En 2015, au plus fort de la guerre civile en Syrie, la migration non européenne vers l’Allemagne a connu un nouveau pic avec plus d’un million de personnes du Moyen-Orient et d’ailleurs demandant l’asile en Allemagne. Alors que beaucoup ont accueilli ces migrants à bras ouverts et que le gouvernement allemand a adopté une position beaucoup plus hospitalière que ses pairs européens, il y a également eu une réaction nativiste et beaucoup ont soulevé des questions quant à savoir si ces migrants pourraient vraiment « s’intégrer » à la société allemande. Cette année, en raison de la guerre en Ukraine, l’Allemagne a connu une autre vague migratoire massive. Et une fois de plus, la migration est un sujet de discussion majeur dans la sphère publique allemande.
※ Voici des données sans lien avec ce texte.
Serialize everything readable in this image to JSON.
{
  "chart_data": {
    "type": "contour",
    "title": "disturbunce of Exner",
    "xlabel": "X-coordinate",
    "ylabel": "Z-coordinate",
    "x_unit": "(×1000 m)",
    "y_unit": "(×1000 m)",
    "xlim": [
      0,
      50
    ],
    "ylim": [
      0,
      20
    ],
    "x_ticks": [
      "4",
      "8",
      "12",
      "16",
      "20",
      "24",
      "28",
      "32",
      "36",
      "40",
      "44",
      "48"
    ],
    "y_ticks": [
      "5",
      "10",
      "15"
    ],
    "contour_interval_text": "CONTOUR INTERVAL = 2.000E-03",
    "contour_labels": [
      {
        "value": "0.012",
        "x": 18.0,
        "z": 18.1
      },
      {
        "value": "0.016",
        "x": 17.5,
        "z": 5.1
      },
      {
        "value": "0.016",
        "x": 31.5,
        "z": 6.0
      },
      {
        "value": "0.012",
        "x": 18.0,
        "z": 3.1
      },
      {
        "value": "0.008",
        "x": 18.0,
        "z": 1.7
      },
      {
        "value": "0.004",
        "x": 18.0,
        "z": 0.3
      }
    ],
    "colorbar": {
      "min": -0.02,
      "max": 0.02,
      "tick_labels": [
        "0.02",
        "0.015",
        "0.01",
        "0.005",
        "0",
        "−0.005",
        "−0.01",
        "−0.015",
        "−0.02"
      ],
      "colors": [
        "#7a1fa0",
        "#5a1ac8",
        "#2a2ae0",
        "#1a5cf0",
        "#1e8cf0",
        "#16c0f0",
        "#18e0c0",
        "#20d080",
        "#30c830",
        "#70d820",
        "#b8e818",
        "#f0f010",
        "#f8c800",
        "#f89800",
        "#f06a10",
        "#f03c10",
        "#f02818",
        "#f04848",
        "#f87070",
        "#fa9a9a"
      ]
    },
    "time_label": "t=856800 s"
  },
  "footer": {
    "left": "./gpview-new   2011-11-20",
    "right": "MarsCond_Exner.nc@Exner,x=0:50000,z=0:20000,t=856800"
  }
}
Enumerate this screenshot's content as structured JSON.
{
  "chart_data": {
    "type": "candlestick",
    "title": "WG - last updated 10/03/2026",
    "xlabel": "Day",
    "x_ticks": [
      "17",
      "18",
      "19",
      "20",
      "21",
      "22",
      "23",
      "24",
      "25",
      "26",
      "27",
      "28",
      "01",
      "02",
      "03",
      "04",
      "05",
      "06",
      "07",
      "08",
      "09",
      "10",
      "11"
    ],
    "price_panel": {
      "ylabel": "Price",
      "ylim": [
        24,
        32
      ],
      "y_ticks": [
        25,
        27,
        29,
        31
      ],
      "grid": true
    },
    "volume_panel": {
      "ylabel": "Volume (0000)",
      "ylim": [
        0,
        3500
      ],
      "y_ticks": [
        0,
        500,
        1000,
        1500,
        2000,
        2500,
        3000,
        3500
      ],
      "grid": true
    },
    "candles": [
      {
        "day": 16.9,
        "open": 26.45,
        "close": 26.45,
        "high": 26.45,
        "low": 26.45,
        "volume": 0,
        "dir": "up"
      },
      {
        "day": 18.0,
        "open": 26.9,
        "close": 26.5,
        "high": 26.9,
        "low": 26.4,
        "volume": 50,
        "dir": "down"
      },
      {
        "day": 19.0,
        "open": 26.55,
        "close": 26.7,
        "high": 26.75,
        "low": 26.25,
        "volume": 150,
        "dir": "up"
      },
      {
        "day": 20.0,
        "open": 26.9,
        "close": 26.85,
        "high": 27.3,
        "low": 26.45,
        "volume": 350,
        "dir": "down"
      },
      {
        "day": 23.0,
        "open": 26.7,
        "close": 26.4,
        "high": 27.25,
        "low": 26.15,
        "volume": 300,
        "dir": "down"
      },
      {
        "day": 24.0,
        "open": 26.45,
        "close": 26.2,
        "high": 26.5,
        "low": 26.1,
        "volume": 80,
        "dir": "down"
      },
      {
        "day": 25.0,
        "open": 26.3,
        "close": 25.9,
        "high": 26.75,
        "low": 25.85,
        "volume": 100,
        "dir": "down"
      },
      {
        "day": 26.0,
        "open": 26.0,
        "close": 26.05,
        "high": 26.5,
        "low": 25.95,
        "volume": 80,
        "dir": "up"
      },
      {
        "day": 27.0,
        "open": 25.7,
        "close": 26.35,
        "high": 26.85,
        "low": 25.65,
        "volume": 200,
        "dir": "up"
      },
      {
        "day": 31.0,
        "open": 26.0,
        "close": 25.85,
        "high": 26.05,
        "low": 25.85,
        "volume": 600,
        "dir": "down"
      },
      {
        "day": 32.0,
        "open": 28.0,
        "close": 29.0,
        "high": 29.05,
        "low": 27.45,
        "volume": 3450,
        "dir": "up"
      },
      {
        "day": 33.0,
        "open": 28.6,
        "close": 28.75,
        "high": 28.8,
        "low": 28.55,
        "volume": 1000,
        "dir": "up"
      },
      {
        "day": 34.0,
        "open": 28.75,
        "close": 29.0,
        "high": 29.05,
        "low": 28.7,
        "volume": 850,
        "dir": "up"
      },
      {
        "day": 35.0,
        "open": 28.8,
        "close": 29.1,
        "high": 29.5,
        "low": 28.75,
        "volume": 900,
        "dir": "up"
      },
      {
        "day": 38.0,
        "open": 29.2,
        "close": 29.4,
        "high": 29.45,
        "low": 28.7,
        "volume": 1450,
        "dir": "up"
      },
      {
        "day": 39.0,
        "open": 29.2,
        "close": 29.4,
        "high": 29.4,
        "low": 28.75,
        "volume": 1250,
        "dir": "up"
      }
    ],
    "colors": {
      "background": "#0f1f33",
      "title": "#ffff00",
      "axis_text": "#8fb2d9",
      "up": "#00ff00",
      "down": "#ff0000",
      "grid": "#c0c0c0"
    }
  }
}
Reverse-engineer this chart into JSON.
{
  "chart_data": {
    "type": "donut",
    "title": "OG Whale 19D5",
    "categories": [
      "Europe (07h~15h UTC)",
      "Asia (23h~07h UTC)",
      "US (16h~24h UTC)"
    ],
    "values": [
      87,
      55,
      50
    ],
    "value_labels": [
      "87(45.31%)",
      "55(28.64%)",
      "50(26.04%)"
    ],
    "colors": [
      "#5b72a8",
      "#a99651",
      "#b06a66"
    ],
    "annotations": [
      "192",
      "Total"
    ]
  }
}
Tout cela rend une exposition comme Trotz Allem encore plus opportune et marquante.

Lorsqu’un réseau d’organisations et de chercheurs a fouillé les fragments de l’histoire des migrants passés, ils ont mis au jour non seulement les histoires personnelles de ces hommes, femmes et enfants, mais aussi l’histoire du traitement historique des Africains et des autres non-Européens par l’Allemagne. De plus, ils ont montré comment même lorsque l’État leur refusait l’asile et que la société refusait de les accepter dans le giron, les migrants réussissaient à contourner tous les obstacles et à faire de l’Allemagne leur patrie.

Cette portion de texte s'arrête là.